À Xi'an
Nous arrivons à Xi’an en fin de journée du 16 octobre, en provenance de Beijing. Quartier libre ! Du moins en théorie. Notre hôtel se trouve près de l’ancienne porte principale de la ville, dans un secteur qui se prête mal à l’immersion dont je rêve. La lumière décline déjà. Depuis la fenêtre de ma chambre, je « chippe » deux ou trois images de la rue. Même avec des objectifs lumineux, la marge est étroite : nous sommes en 1995, à l’époque de la pellicule, et chaque photographie se gagne encore contre le manque de lumière.
Le règne de la bicyclette
Ce qui frappe aujourd’hui, c’est l’absence presque totale de voitures. La rue appartient aux bicyclettes, parmi lesquelles de nombreux vélos-cargos transportent personnes et marchandises. À cette échelle, les crevaisons sont fréquentes : sur les trottoirs, les réparateurs travaillent à même le sol, pompes, rustines et outils à portée de main.
Aux abords du site de l’armée enterrée
Il y a beaucoup d’activité et je suis relativement libre de mes mouvements. Je me perds entre les étals : les marchands de fourrures de renard — qui ont fort mauvaise réputation tant les imitations sont nombreuses — côtoient les marchands d’épices et les vendeurs de nouilles.
Sur les trottoirs, des paysans des environs proposent leur propre production dans des paniers posés à même le sol. Parmi eux passent des portefaix qui semblent venir d’une autre époque. J’ai envie de tout photographier. Malheureusement, mon stock de pellicules fond comme neige au soleil. Comme il est difficile de se restreindre dans un tel environnement.
Le palais de Huaqing
Après les musées consacrés à l’armée enterrée, nous gagnons Huaqing, tout proche, au pied du mont Li. Depuis des siècles, les sources chaudes ont attiré ici les souverains chinois. Plusieurs dynasties y ont établi des palais ou des résidences, mais le lieu reste surtout associé à l’empereur Xuanzong des Tang et à sa favorite Yang Guifei.
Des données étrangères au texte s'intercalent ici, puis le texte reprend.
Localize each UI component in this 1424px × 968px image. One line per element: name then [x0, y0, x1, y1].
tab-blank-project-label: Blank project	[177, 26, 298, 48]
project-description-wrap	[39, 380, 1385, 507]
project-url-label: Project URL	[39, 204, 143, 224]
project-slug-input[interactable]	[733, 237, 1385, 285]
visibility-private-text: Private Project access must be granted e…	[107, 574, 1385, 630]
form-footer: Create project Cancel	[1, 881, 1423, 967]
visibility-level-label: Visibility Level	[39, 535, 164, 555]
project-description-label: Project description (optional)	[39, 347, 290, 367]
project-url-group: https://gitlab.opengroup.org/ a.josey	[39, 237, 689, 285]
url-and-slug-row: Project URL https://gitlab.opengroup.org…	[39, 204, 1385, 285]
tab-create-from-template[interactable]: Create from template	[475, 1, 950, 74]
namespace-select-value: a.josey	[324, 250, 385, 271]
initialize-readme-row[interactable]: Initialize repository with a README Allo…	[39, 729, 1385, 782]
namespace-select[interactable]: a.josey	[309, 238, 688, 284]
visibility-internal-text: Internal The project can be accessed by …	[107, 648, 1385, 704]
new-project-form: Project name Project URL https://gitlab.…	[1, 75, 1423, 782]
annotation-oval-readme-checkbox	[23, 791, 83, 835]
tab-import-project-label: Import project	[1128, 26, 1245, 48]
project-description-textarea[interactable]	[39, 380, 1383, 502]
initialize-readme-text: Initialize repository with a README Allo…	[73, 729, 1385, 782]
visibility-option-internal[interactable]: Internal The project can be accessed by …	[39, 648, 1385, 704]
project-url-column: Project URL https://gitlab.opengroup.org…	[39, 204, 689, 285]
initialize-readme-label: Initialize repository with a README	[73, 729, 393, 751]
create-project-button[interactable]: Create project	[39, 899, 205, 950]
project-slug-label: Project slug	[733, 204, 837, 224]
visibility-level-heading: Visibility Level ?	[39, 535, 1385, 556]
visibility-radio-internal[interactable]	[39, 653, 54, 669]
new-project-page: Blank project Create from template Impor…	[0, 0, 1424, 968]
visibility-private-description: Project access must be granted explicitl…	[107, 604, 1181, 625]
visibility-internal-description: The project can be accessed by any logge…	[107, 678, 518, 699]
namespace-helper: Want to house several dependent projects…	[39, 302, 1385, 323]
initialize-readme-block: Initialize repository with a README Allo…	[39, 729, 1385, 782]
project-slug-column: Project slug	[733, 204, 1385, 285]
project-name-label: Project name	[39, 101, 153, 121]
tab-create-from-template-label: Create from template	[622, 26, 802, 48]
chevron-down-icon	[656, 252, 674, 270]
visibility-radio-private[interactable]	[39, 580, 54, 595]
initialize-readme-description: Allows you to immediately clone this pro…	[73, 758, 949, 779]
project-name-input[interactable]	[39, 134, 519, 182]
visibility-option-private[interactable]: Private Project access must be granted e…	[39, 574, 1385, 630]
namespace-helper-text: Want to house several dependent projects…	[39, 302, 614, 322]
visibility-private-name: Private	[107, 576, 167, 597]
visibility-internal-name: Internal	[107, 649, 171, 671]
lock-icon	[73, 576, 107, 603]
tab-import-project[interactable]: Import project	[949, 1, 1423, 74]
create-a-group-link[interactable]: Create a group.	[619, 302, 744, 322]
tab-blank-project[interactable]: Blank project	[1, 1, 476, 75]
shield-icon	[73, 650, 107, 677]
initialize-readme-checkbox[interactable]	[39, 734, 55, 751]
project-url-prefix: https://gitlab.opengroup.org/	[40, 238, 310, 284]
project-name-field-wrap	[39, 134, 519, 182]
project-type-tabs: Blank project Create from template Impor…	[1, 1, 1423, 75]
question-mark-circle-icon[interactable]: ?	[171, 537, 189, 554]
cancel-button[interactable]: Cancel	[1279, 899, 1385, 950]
Huaqing appartient aussi à l’histoire moderne : en décembre 1936, Tchang Kaï-chek y fut arrêté par deux de ses généraux lors de l’incident de Xi’an. En 1995, loin des grandes mises en scène touristiques d’aujourd’hui, je découvre surtout un jardin paisible, ses pavillons, ses bassins et les chemins qui montent sur les flancs boisés du mont Li.
Une armée pour l’au-delà
Cette armée de terre cuite veillait sur le mausolée de Qin Shi Huang, le premier empereur à unifier la Chine, mort en 210 avant notre ère. Commencé dès 246 avant notre ère, l’immense complexe funéraire reproduisait symboliquement l’organisation de son empire. Des milliers de soldats grandeur nature, accompagnés de chevaux, de chars et d’armes, furent disposés en formation de bataille pour continuer à protéger le souverain dans l’au-delà.
Enfouie pendant plus de deux millénaires, cette armée ne fut découverte qu’en 1974, à l’occasion du creusement d’un puits. En 1995, les photographies étaient formellement interdites à l’intérieur. Je n’en ai donc rapporté aucune image directe, seulement celles des ateliers et des marchands de reproductions installés aux abords du site. Leurs alignements donnaient malgré tout un faible écho de ce que je venais de voir.
Note de prise de vue. Chine, octobre 1995. Nikon F90. Pellicule : Fuji Reala 100.